06 gennaio 2022

Ferruccio Orioli, Abbandonati tra mare e cielo – La casa di vetro

di

Alla Casa di Vetro di Napoli Ferruccio Orioli arriva con la terza parte del suo progetto “Fortezza Europa”, denunciando il traffico dei migranti e raccontando la bellezza del mare

Ferruccio Orioli, Sulle sponde di questo mare, acquarello

La mostra “Abbandonati tra mare e cielo” (a cura di Claudia Borrelli) ne La Casa di Vetro a Napoli è il terzo girone del coraggioso progetto di Ferruccio Orioli “Fortezza Europa”, critica definizione mutuata dal titolo di un catalogo della ONG olandese UNITED. Il suo viaggio era iniziato con il grande acquerello Addio Europa (2014), apparso nella prima mostra “Noi di qua, voi di là” nel dicembre 2018 a Napoli da Fiorillo arte ed è proseguito nel luglio 2019 a Matera con la mostra “Sulle sponde di questo mare” alla Scaletta.
Le mostre sono state tappe successive e concatenate sui temi delle guerre, delle separazioni, delle migrazioni, analizzati nell’ambito della dimensione materica e mitica delle civiltà delle diverse aree del mare Mediterraneo.
Nelle mostre precedenti i lavori eseguiti in momenti diversi, come le immagini della donna in fuga dall’apocalisse, la fuga spezzata in mare su un’imbarcazione riversa ormai vuota e priva di vita o le rielaborazioni di antiche rappresentazioni restituivano una realtà di violenza sopraffazione e divisione ma, ancora, una proposta di simulacri di un’umanità accogliente che, invece, l’ultima proposta spazza via con la sua raggelante rappresentazione in memoria, della deriva verso la morte di una barca con 71 migranti partita il 27 marzo 2011 da Tripoli.
Questa necessità morale di denuncia è scaturita per Orioli dalla visione della minuziosa ricostruzione di questo tragico evento nel filmato Liquid traces – The left-to-die boat case (2012) di Forensic Architecture, per noi mostrato in un’altra saletta del centro, e dalla conoscenza dell’elenco, esposto fra le opere, delle 44.764 persone, migranti, richiedenti asilo e rifugiati, di cui l’80% morti in mare nel tentativo di raggiungere l’Europa, nel periodo dal 1993 al giugno 2021, secondo la lista pubblicata dalla UNITED Against Refugee Deaths. EU, coordinando il lavoro di 550 organizzazioni di 48 paesi europei.
Tutto ciò si è trasformato e ci viene riportato in un album/taccuino di 33 pagine di carta d’India dipinte ad acquarello che trascrivono lo sguardo di una fantasmatica Malayka, crudelmente trasportata e morta in quest’avventura fatale all’inizio della sua ultima primavera, in una probabile sequenza che riproduce il drammatico percorso durato quattordici interminabili giorni di andata e ritorno dalla costa libica verso il tragico epilogo.

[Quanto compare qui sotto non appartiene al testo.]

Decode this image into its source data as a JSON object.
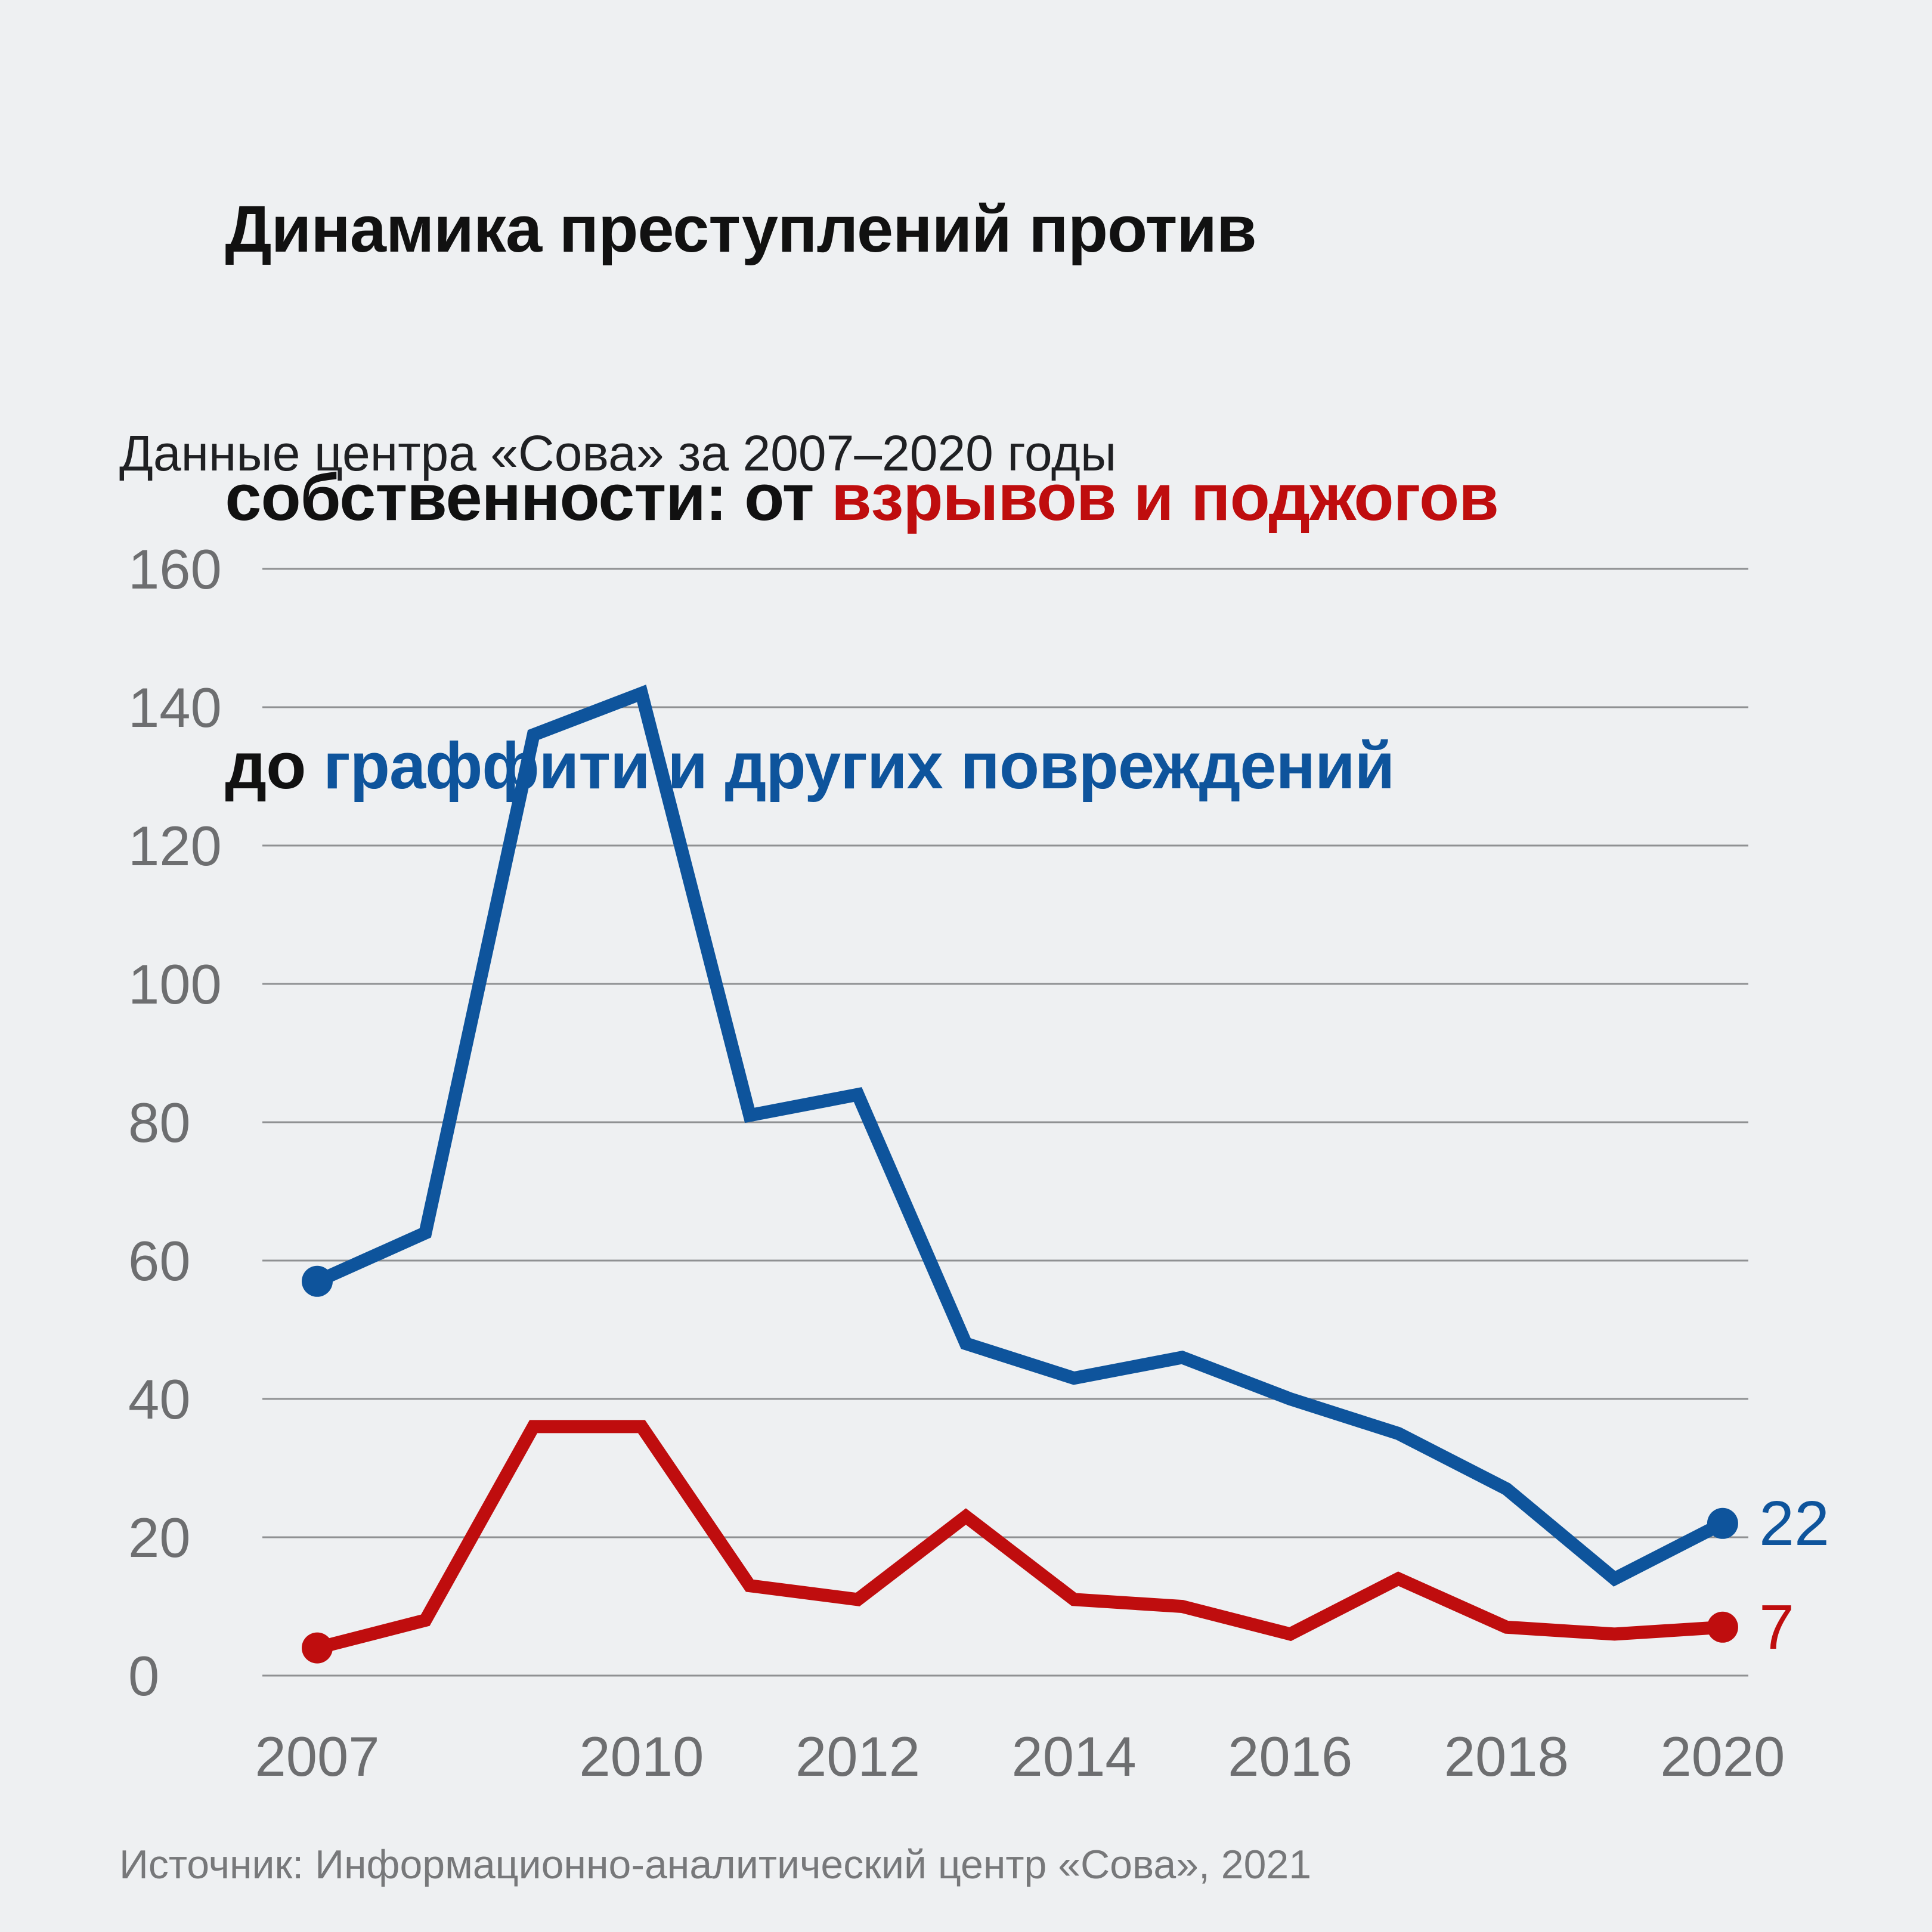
{
  "title": {
    "line1": "Динамика преступлений против",
    "line2_prefix": "собственности: от ",
    "line2_highlight": "взрывов и поджогов",
    "line3_prefix": "до ",
    "line3_highlight": "граффити и других повреждений"
  },
  "subtitle": "Данные центра «Сова» за 2007–2020 годы",
  "source": "Источник: Информационно-аналитический центр «Сова», 2021",
  "colors": {
    "red": "#bf0d0e",
    "blue": "#0e549c",
    "background": "#eef0f2",
    "grid": "#8f9193",
    "axis_text": "#6d6e70",
    "title_text": "#111111",
    "source_text": "#77787a"
  },
  "chart_data": {
    "type": "line",
    "x": [
      2007,
      2008,
      2009,
      2010,
      2011,
      2012,
      2013,
      2014,
      2015,
      2016,
      2017,
      2018,
      2019,
      2020
    ],
    "x_tick_labels": [
      "2007",
      "2010",
      "2012",
      "2014",
      "2016",
      "2018",
      "2020"
    ],
    "ylim": [
      0,
      160
    ],
    "ytick_step": 20,
    "grid": true,
    "legend_position": "none",
    "series": [
      {
        "name": "граффити и другие повреждения",
        "color_key": "blue",
        "values": [
          57,
          64,
          136,
          142,
          81,
          84,
          48,
          43,
          46,
          40,
          35,
          27,
          14,
          22
        ],
        "end_label": "22"
      },
      {
        "name": "взрывы и поджоги",
        "color_key": "red",
        "values": [
          4,
          8,
          36,
          36,
          13,
          11,
          23,
          11,
          10,
          6,
          14,
          7,
          6,
          7
        ],
        "end_label": "7"
      }
    ]
  }
}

Ferruccio Orioli, Abbandonati tra mare e cielo – La casa di vetro

Altri dodici acquarelli, viste del mare e dell’orizzonte dal natante alla deriva in giornate e ore diverse sono poggiati ciascuno sul fondo di una scatola chiusa da un vetro su cui sono disegnati con scientifica accuratezza l’orientamento del maledetto gommone in quell’istante e la posizione geografica sull’intero tracciato della rotta del naufragio. Paesaggi marini deserti, composizioni in cui la splendida luminosità dei colori è il controcanto del monito alla memoria imposto dai gelidi appunti meteogeografici.
E la scelta del luogo dell’esposizione è un ulteriore sottotesto: un centro di accoglienza per bambini e adolescenti in condizioni di disagio sociale ed economico residenti nel cuore di Forcella e in aree dalle simili caratteristiche di storica criticità socio-economica, sorto per l’azione volontaria dell’Associazione Amici di Carlo Fulvio Velardi Onlus con il sostegno dell’Altra Napoli onlus.
Le donazioni offerte in cambio del catalogo delle tre mostre e parte del ricavato della vendita delle opere saranno destinate al sostegno delle attività dell’Associazione.
Non appare casuale quindi che i dodici acquerelli, paesaggi marini immobili e rarefatti, siano allestiti come un fregio al disotto di un nastro di finestre che guardano le facciate degli edifici di fronte, brulicanti di una vitalità al difuori del tempo e senza una specificità che non sia una pronunciata aura arabo-mediterranea. E così si riaccende la speranza della prospettiva di una possibile comunicazione e integrazione.
Questo capitolo finale rende pressante l’esigenza di ricomporre in un unico contesto espositivo la diversificata produzione artistica finora vista separatamente per meglio comprendere la complessità del messaggio etico-politico ed emotivo che la permea.